Changes in cardiorespiratory control accompany the expression of complex emotions, indicative of limbic brain inputs onto bulbar autonomic pathways. Previous studies have focussed on the role of the prefrontal cortex in autonomic regulation. However, the role of the hippocampus, also important in limbic processing, has not been addressed in detail. Anaesthetised, instrumented rats were used to map the location of hippocampal sites capable of evoking changes in cardiorespiratory control showing that stimulation of discrete regions within the CA1 fields of both the dorsal and ventral hippocampus potently alter breathing and cardiovascular activity. Additionally, tracing of the neuroanatomical tracts and pharmacological inactivation studies were used to demonstrate a role of the basomedial amygdala in hippocampal evoked responses. Collectively, these data support the existence of a hippocampal-amygdala neural circuit capable of modulating bulbar cardiorespiratory control networks and may suggest a role for this circuit in the top-down regulation of breathing and autonomic outflow necessary for the expression of complex emotions.

Reflex regulation of breathing by the paratrigeminal nucleus via multiple bulbar circuits.

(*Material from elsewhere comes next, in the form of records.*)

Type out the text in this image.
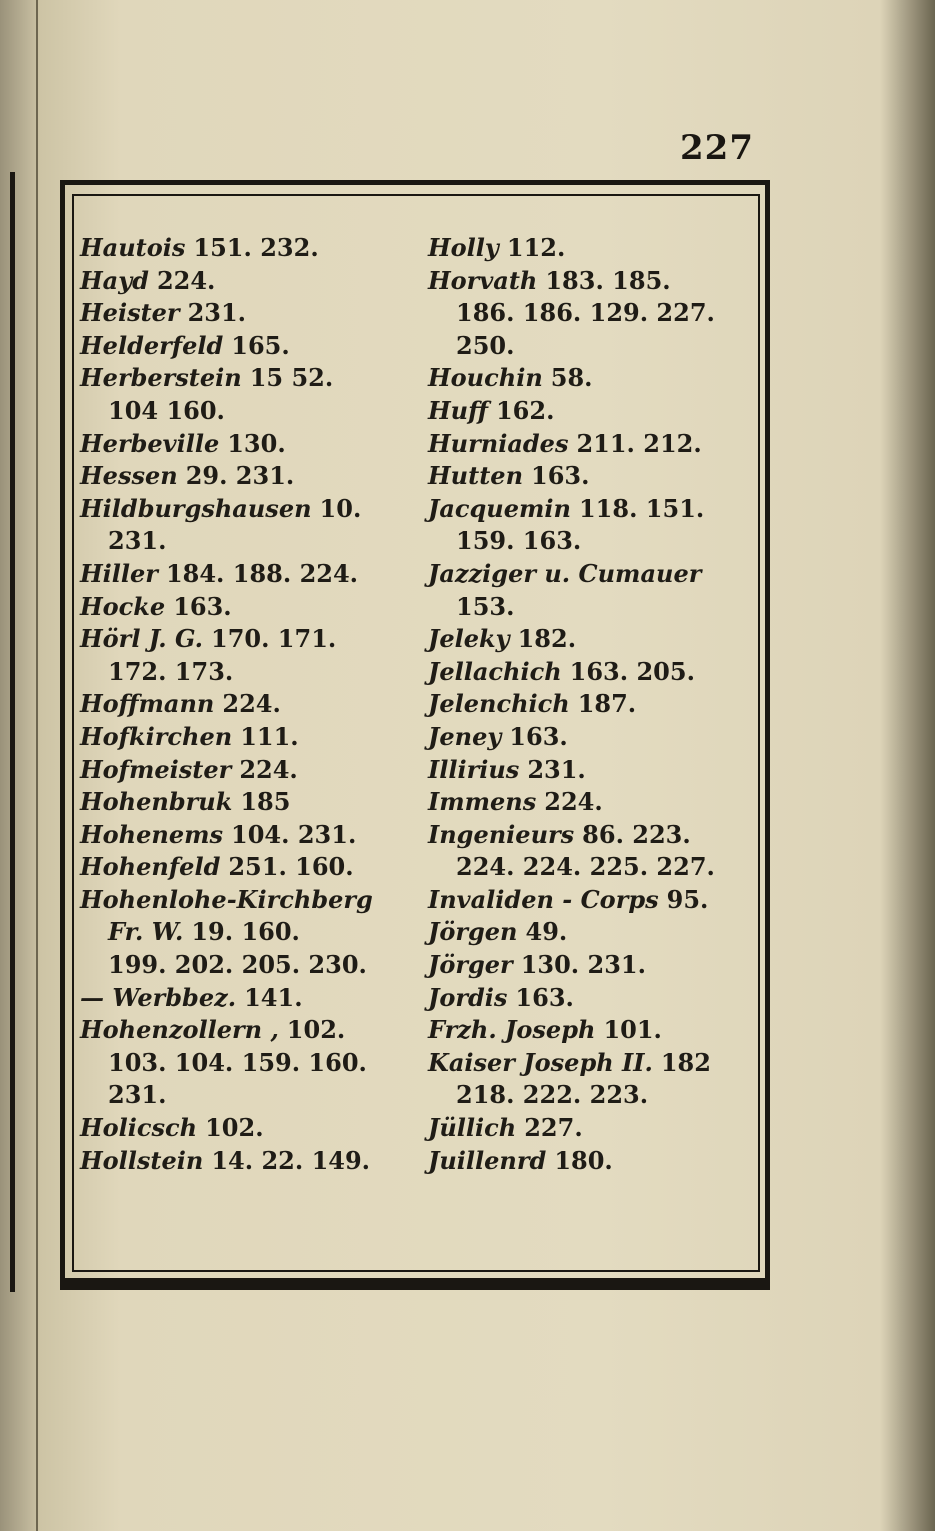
227
Hautois 151. 232.
Hayd 224.
Heister 231.
Helderfeld 165.
Herberstein 15 52.
104 160.
Herbeville 130.
Hessen 29. 231.
Hildburgshausen 10.
231.
Hiller 184. 188. 224.
Hocke 163.
Hörl J. G. 170. 171.
172. 173.
Hoffmann 224.
Hofkirchen 111.
Hofmeister 224.
Hohenbruk 185
Hohenems 104. 231.
Hohenfeld 251. 160.
Hohenlohe-Kirchberg
Fr. W. 19. 160.
199. 202. 205. 230.
— Werbbez. 141.
Hohenzollern , 102.
103. 104. 159. 160.
231.
Holicsch 102.
Hollstein 14. 22. 149.
Holly 112.
Horvath 183. 185.
186. 186. 129. 227.
250.
Houchin 58.
Huff 162.
Hurniades 211. 212.
Hutten 163.
Jacquemin 118. 151.
159. 163.
Jazziger u. Cumauer
153.
Jeleky 182.
Jellachich 163. 205.
Jelenchich 187.
Jeney 163.
Illirius 231.
Immens 224.
Ingenieurs 86. 223.
224. 224. 225. 227.
Invaliden - Corps 95.
Jörgen 49.
Jörger 130. 231.
Jordis 163.
Frzh. Joseph 101.
Kaiser Joseph II. 182
218. 222. 223.
Jüllich 227.
Juillenrd 180.
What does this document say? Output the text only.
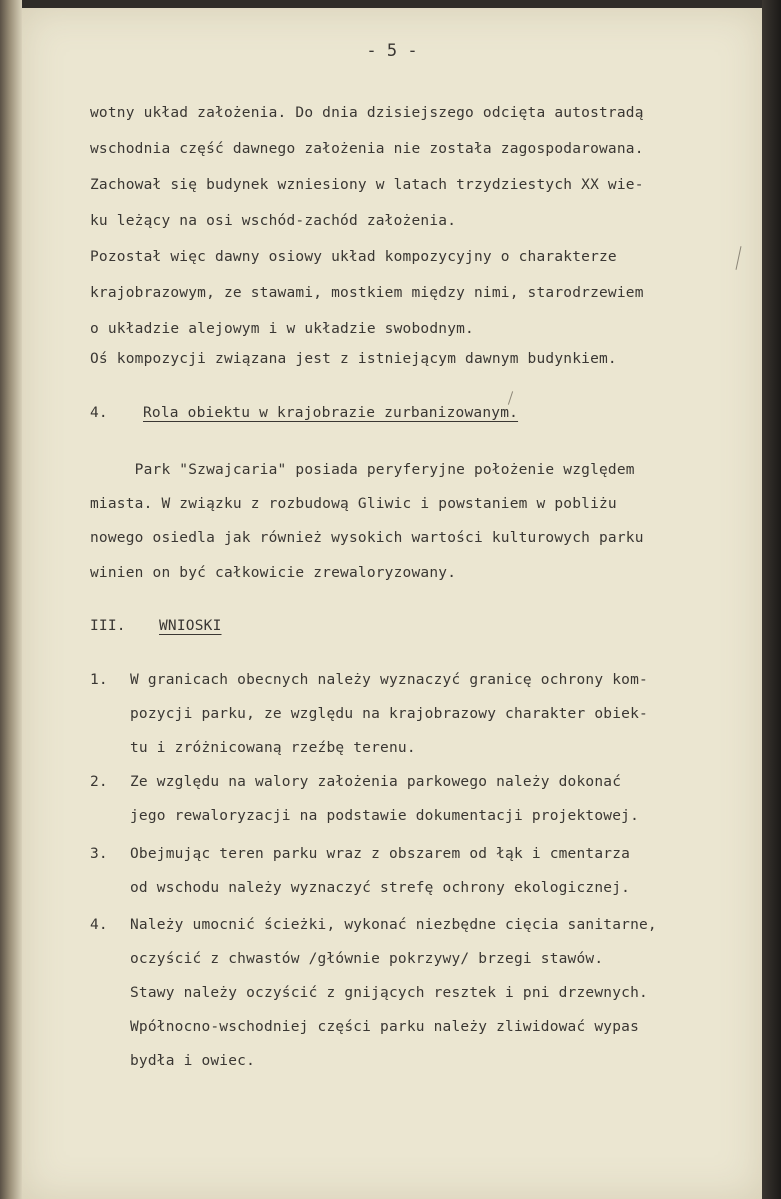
- 5 -
wotny układ założenia. Do dnia dzisiejszego odcięta autostradą
wschodnia część dawnego założenia nie została zagospodarowana.
Zachował się budynek wzniesiony w latach trzydziestych XX wie-
ku leżący na osi wschód-zachód założenia.
Pozostał więc dawny osiowy układ kompozycyjny o charakterze
krajobrazowym, ze stawami, mostkiem między nimi, starodrzewiem
o układzie alejowym i w układzie swobodnym.
Oś kompozycji związana jest z istniejącym dawnym budynkiem.
4. Rola obiektu w krajobrazie zurbanizowanym.
Park "Szwajcaria" posiada peryferyjne położenie względem
miasta. W związku z rozbudową Gliwic i powstaniem w pobliżu
nowego osiedla jak również wysokich wartości kulturowych parku
winien on być całkowicie zrewaloryzowany.
III. WNIOSKI
1. W granicach obecnych należy wyznaczyć granicę ochrony kom-
pozycji parku, ze względu na krajobrazowy charakter obiek-
tu i zróżnicowaną rzeźbę terenu.
2. Ze względu na walory założenia parkowego należy dokonać
jego rewaloryzacji na podstawie dokumentacji projektowej.
3. Obejmując teren parku wraz z obszarem od łąk i cmentarza
od wschodu należy wyznaczyć strefę ochrony ekologicznej.
4. Należy umocnić ścieżki, wykonać niezbędne cięcia sanitarne,
oczyścić z chwastów /głównie pokrzywy/ brzegi stawów.
Stawy należy oczyścić z gnijących resztek i pni drzewnych.
Wpółnocno-wschodniej części parku należy zliwidować wypas
bydła i owiec.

Sensory neurons of the jugular vagal ganglia innervate the respiratory tract and project to the poorly studied medullary paratrigeminal nucleus. In the present study, we used neuroanatomical tracing, pharmacology and physiology in guinea pig to investigate the paratrigeminal neural circuits mediating jugular ganglia-evoked respiratory reflexes. Retrogradely traced laryngeal jugular ganglia neurons were largely (> 60%) unmyelinated and expressed the neuropeptide substance P and calcitonin gene-related peptide, although a population (~ 30%) of larger diameter myelinated jugular neurons was defined by the expression of vGlut1. Within the brainstem, vagal afferent terminals were confined to the caudal two-thirds of the paratrigeminal nucleus. Electrical stimulation of the laryngeal mucosa evoked a vagally mediated respiratory slowing that was mimicked by laryngeal capsaicin application. These laryngeal reflexes were modestly reduced by neuropeptide receptor antagonist microinjections into the paratrigeminal nucleus, but abolished by ionotropic glutamate receptor antagonists. D,L-Homocysteic acid microinjections into the paratrigeminal nucleus mimicked the laryngeal-evoked respiratory slowing, whereas capsaicin microinjections evoked a persistent tachypnoea that was insensitive to glutamatergic inhibition but abolished by neuropeptide receptor antagonists. Extensive projections from paratrigeminal neurons were anterogradely traced throughout the pontomedullary respiratory column. Dual retrograde tracing from pontine and ventrolateral medullary termination sites, as well as immunohistochemical staining for calbindin and neurokinin 1 receptors, supported the existence of different subpopulations of paratrigeminal neurons. Collectively, these data provide anatomical and functional evidence for at least two types of post-synaptic paratrigeminal neurons involved in respiratory reflexes, highlighting an unrecognised complexity in sensory processing in this region of the brainstem.